Reporter   Ich sah, wie Jack Dempsey in Atlantic City aus dem Ring geschlagen wurde, wieder hochstieg und gewann. Ich sah, wie Ben Jeby dreimal zu Boden ging, sich noch einmal aufkämpfte und einen K.-o.-Schlag landete. Ich sah, wie Pepe Ortiz von einem Stier auf die Hörner genommen wurde, auf den Füßen landete, und, blutüberströmt, seine Toreros zur Seite winkte, um dem Stier selbst den Todesstoß zu versetzen.

Ich sah die Grubenarbeiter von Herrin, Illinois, unbewaffnet auf die donnernden Geschütze der Milita losgehen, haufenweise tot umfallen und ihren Arbeitskampf gewinnen.

Ich sah Blackie Weed auf dem Galgen stehen und dem Sheriff  ins Gesicht spucken, lachen, als ihm die Schlinge um den Hals gelegt wurde, und schallend auflachen, als sie sich zuzog.

Ich sah Joe Gans, wie er in einem Notarztwagen zu seinem Totenbett fuhr, die Fäuste immer noch geballt und zuckend, und sein Kinn vor Bat Nelson in Deckung gehend.

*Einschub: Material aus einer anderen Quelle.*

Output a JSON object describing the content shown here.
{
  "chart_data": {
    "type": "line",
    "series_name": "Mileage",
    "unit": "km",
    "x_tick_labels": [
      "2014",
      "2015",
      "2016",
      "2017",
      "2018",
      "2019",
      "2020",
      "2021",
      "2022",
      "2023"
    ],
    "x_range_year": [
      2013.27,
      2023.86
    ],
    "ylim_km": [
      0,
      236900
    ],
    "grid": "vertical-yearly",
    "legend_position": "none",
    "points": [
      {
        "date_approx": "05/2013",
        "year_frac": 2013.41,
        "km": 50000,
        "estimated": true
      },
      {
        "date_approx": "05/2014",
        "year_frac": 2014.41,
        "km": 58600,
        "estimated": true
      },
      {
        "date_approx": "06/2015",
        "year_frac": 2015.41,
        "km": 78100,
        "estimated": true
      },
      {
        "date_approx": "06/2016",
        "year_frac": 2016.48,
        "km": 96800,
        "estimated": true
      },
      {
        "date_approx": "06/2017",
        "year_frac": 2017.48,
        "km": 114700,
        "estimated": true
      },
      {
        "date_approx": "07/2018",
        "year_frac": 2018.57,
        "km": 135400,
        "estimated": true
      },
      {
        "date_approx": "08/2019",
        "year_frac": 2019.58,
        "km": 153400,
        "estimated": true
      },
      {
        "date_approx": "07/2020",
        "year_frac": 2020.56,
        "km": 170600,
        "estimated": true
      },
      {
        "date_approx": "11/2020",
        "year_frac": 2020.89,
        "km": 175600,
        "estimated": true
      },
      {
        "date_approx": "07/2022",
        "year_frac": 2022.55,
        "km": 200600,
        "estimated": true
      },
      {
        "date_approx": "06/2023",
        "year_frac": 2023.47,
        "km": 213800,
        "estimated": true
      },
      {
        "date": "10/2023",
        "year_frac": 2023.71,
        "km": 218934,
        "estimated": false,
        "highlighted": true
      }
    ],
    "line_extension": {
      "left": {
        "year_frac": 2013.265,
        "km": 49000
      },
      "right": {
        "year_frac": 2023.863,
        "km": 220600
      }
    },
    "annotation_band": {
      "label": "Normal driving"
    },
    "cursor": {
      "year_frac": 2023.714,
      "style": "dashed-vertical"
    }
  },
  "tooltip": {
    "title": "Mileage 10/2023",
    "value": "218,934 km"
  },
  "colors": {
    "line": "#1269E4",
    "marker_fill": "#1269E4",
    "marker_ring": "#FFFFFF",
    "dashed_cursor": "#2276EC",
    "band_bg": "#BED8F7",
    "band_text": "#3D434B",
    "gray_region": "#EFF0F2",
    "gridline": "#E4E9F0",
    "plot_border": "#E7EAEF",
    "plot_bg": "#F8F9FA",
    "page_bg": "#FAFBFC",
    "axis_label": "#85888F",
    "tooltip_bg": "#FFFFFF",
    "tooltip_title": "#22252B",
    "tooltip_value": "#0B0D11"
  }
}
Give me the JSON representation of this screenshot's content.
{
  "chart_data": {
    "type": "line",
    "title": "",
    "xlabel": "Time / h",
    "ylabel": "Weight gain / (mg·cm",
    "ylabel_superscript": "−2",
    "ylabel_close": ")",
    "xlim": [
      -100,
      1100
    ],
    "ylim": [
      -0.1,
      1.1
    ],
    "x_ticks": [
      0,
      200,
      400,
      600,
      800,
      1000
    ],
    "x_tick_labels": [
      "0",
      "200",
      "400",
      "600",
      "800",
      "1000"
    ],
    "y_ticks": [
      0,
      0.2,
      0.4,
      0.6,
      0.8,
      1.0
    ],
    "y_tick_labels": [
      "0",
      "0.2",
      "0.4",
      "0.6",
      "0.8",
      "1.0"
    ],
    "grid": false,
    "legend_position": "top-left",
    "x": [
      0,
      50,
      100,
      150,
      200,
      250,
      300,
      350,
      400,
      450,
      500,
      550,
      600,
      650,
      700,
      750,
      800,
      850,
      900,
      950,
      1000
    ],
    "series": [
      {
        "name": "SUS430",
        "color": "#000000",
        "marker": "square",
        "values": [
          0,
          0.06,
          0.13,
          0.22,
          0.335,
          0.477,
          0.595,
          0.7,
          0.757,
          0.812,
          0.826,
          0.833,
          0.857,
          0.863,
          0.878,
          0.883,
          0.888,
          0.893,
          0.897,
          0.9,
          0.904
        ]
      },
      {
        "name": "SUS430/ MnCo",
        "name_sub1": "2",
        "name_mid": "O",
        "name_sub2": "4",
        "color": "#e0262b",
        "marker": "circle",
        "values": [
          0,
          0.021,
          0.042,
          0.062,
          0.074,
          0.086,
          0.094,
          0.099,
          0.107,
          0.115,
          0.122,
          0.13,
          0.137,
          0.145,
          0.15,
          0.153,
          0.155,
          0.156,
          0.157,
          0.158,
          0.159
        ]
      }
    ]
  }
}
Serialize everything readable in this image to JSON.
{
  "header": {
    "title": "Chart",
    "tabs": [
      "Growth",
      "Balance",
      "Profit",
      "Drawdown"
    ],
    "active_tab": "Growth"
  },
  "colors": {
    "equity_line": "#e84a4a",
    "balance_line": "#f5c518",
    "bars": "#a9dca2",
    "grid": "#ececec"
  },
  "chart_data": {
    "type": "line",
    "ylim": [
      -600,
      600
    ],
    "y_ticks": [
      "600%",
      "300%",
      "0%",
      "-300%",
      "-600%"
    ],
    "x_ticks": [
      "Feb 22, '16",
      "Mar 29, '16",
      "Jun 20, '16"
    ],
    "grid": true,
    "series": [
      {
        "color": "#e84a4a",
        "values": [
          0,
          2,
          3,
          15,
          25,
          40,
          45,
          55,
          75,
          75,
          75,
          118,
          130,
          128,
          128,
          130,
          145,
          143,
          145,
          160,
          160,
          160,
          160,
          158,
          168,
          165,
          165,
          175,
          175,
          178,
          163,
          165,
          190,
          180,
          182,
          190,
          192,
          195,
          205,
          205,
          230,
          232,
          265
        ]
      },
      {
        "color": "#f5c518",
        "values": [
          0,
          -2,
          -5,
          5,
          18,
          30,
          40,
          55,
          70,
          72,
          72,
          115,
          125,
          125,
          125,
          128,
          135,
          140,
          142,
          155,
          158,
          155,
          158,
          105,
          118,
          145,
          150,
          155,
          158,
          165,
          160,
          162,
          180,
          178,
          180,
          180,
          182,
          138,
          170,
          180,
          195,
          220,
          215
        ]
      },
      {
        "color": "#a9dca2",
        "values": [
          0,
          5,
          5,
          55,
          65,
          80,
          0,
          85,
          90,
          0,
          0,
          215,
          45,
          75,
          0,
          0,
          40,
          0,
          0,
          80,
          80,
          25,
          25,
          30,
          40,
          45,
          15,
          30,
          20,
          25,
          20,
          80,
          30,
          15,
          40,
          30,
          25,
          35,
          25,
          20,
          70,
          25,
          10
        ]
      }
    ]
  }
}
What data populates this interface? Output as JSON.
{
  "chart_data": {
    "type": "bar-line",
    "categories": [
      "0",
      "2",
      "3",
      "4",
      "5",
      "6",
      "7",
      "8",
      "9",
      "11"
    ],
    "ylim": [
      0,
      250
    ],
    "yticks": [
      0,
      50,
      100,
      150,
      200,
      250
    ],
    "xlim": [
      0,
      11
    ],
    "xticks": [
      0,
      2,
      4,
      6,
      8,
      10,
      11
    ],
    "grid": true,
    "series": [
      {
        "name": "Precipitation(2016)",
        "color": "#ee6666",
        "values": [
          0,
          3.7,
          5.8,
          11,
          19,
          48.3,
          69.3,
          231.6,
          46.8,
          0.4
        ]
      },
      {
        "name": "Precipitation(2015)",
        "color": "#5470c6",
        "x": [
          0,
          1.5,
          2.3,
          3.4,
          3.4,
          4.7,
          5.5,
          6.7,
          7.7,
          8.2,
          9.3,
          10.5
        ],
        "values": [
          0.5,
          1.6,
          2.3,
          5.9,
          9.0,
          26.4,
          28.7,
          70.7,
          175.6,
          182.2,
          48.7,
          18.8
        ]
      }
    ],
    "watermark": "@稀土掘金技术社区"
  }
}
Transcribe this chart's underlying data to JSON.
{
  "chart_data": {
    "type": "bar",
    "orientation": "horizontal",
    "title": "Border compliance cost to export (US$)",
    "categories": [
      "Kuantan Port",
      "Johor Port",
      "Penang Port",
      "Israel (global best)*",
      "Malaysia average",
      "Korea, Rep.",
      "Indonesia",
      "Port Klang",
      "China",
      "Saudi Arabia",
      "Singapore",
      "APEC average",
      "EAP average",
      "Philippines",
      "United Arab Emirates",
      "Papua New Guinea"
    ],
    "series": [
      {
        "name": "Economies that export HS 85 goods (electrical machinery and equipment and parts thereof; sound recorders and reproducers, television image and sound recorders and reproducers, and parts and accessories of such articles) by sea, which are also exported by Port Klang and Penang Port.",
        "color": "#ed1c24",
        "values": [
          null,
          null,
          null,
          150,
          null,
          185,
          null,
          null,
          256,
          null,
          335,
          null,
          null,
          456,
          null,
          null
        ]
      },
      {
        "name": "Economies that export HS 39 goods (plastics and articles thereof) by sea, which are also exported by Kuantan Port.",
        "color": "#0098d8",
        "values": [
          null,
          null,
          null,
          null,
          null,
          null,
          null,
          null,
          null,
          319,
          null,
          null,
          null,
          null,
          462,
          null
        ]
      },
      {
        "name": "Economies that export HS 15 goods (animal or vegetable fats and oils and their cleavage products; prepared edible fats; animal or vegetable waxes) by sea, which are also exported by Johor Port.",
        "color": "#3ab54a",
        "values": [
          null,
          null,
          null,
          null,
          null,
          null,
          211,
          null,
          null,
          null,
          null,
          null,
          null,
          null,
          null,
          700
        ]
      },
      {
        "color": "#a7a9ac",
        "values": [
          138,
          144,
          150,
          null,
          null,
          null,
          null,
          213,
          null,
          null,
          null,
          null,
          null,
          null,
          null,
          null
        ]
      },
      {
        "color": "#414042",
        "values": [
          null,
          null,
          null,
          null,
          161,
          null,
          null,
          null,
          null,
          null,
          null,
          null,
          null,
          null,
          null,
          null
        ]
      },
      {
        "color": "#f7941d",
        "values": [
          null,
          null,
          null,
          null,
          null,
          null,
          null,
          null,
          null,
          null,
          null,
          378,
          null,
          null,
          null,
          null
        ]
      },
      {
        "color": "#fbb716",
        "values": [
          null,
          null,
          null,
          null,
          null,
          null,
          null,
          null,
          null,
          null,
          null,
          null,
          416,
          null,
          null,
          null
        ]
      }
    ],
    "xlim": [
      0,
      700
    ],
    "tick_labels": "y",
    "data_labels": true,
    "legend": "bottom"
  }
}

 Ich sah Chris Haggerty von AP bei der Überschwemmung in Dayton einen vereisten Telegraphenmasten hochklettern und seine letzte Nachricht durchgeben:  »Dayton, Ohio - AP überall« und dann bewußtlos den Mast hinuntergleiten.

Ich sah Hugo Haase vor der ersten deutschen Nationalversammlung in Weimar aufstehen und verkünden: »Ich bin ein Deutscher, der glaubt, daß uns die Macht von Gewehren nur einen sehr schlechten Platz in der Menschheitsfamilie einbringt. Wenn dies Verrat ist, tötet mich.« Sie töteten ihn auf der Treppe des Reichstags in Berlin.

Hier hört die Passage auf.